Gonzaga College High School is a Jesuit, Roman Catholic school and a part of the Archdiocese of Washington. In 1821, the Society of Jesus (commonly referred to as the Jesuits) founded Gonzaga. It is a part of the system of Jesuit High Schools in this country and around the world. The school's all-male student body currently numbers 960 students, and Gonzaga seeks to challenge each student while encouraging spiritual growth. In addition to our strong academic program, other important aspects of life at Gonzaga are our community service outreach programs and co-curricular activities, including our sports teams and club organizations. Altogether, these aspects educate a well-rounded student, a young man who is: intellectually competent, open to growth, religious, loving, and committed to doing justice in generous service to the people of God. Simply put, we educate our students to be Men for Others.
The Gonzaga Tradition
Jesuits and education. These two words combined denote excellent preparation for students anywhere in the world. The Jesuits and their lay colleagues seek to bring to full expression the talents of young people in their schools within the Christian tradition. This has been the case in Washington since 1821, when Gonzaga's venerable predecessor, the Washington Seminary, was founded. In 1858, the name changed to Gonzaga College when President Buchanan signed the Act of Congress incorporating the school legally. Back then the school was located on F Street, N.W. It was moved to North Capitol and Eye Streets, N.W. in 1871. From 1821 to the present, Gonzaga has sought to help young people grow towards religious, intellectual and social maturity.

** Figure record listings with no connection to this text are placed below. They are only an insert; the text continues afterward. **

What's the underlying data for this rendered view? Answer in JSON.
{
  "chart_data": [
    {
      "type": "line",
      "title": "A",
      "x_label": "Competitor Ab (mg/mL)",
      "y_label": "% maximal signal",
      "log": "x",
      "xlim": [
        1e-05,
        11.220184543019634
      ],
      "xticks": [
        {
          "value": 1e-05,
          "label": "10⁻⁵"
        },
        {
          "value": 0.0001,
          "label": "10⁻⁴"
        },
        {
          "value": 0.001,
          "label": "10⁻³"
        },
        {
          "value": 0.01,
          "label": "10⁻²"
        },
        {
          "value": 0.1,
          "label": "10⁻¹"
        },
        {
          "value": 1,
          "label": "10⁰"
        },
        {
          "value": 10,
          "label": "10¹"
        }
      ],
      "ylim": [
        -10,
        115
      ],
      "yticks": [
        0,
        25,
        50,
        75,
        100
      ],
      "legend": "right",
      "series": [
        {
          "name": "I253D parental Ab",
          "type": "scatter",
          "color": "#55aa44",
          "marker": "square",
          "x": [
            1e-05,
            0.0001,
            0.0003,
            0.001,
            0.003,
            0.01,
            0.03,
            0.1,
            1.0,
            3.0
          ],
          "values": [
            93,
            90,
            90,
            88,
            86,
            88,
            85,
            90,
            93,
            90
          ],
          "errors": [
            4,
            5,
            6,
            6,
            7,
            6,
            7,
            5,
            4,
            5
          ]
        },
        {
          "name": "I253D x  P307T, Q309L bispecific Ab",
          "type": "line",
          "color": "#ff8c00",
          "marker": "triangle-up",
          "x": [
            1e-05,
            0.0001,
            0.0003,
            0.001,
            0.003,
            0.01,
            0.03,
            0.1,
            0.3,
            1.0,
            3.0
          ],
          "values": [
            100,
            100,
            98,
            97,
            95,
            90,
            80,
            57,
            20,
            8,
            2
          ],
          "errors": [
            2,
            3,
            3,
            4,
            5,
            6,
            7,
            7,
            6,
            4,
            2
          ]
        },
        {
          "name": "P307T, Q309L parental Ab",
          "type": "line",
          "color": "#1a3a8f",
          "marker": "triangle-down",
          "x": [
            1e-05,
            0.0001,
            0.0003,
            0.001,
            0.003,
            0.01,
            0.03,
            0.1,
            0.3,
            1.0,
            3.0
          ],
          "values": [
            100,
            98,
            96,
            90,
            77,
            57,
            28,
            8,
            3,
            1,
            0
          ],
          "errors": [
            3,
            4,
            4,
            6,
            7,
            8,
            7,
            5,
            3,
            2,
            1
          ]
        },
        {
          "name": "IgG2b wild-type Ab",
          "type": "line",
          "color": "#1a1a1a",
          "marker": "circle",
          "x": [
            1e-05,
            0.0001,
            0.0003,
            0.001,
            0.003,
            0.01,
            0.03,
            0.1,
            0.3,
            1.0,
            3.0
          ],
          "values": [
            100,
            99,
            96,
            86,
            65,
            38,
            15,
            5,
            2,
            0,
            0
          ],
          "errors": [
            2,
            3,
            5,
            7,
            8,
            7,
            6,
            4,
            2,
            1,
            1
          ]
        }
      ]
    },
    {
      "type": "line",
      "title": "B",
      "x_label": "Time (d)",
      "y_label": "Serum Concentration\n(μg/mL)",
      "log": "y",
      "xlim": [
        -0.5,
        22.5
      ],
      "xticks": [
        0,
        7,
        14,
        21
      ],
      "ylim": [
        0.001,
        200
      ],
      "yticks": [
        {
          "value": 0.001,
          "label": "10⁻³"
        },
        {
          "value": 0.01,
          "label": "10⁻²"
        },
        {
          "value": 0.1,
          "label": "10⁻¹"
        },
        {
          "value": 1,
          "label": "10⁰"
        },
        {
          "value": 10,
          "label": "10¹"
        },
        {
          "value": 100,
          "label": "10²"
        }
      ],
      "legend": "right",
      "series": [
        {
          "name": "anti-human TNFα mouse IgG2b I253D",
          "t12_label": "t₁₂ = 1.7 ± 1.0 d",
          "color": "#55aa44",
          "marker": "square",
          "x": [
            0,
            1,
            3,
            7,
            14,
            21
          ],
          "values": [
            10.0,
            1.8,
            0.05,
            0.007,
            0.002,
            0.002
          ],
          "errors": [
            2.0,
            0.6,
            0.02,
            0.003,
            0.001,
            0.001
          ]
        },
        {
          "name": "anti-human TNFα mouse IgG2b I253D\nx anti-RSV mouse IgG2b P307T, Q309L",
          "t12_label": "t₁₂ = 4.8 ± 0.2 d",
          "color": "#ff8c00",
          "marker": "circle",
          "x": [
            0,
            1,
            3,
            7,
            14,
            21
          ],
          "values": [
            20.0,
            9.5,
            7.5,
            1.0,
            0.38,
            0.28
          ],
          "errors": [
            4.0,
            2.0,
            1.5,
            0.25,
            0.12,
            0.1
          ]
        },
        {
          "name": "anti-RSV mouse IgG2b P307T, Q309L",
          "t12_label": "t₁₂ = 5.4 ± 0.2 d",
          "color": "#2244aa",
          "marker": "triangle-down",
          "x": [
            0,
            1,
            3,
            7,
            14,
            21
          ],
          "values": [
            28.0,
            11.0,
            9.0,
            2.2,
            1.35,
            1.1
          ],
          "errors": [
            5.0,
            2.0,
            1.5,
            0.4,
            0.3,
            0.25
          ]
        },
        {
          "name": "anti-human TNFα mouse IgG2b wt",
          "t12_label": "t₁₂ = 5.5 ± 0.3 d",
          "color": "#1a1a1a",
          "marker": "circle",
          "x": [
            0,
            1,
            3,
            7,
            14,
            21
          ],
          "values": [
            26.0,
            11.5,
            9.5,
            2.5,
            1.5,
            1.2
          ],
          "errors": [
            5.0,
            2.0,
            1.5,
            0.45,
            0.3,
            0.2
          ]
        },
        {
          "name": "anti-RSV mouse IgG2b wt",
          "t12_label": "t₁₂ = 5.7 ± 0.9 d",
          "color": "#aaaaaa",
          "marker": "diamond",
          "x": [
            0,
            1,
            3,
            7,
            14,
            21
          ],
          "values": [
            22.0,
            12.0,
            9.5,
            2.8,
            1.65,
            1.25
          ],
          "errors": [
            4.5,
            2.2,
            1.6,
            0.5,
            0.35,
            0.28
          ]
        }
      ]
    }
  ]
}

Gonzaga, in a decision The Washington Post cited as "almost defiant," committed itself to a downtown location in the early 1970's. It serves a uniquely diverse student body, from all points of the compass. Students come here, and with the best advice and guidance, construct their own schedule of learning which will best help them develop their strengths. These include: commitment to the teachings of Jesus Christ, dedication to academic excellence, personal service to other people - especially those in need -and deep and fulfilling involvement in sporting and other co-curriculars.
Gonzaga offers outstanding academics. Gonzaga students work hard to complete a sophisticated academic program in which they learn how to understand the thoughts and achievements of others as they learn themselves to think and achieve. They learn to read and write effectively, and they learn to think justly.
Gonzaga students study and apply mathematics until they are at home with abstract logical thinking. In Gonzaga's acclaimed science program, students become scientists as well as humanists. Gonzaga graduates enjoy an intellectual balance because they have studied deeply in various subjects.
At Gonzaga, students grow increasingly responsible for their own learning. Gonzaga teachers - intellectually and humanly competent, experienced men and women - care most deeply that their students grow and learn. They stress in each course skills which will last and support further learning as part of a college preparatory curriculum. And they are responsible mentors with whom students can comfortably seek out needed help.
Courses Gonzaga Students Take
In order to earn his diploma, the Gonzaga student must complete the below course requirements:
- Four years of religion
- Four years of English
- One year beyond Algebra II/ Trigonometry in Mathematics
- Four years of history/social studies
- To the third level of a language( French, Spanish, Chinese, or Latin)
- Three years of science: biology, chemistry, physics, selected electives
- One year of physical education and health
- One year of art
- The Social Justice Program for Community Service
Advanced placement (college level) courses are offered to qualified students in: each modern language, each science, Calculus, English, American and European History, studio art, and computer science.
Other Ways to Learn
Gonzaga students participate in a wide variety of activities. Play rehearsals, practicing for any of 17 varsity athletic teams, and newspaper deadline rushes draw students together and bring them into close contact with faculty members who coordinate school activities.
Gonzaga students develop responsibility, discipline, and cooperation effectively through activities and sports. More importantly, they have fun together.
The Spirit of Gonzaga
At Gonzaga there is a tremendous sense of community; all Washington knows that Gonzaga students are outstanding, spirited young men.
Because of Gonzaga's amazing location, her students are on-the-scene participants in the cultural, intellectual, and political happenings of the Federal City. More importantly, students come to Gonzaga from every part of the entire metropolitan area. Increasingly, they use Metrorail to nearby Union Station; many come by Metrobus, commuter rail and carpool. Students hail from over 150 different zip codes.
Gonzaga students learn from one another. They are intellectually talented and culturally, economically, geographically and socially diverse. Gonzaga's spirit embraces them and brings them all together in a committed community where they meet other students who will be among their closest, life-long friends.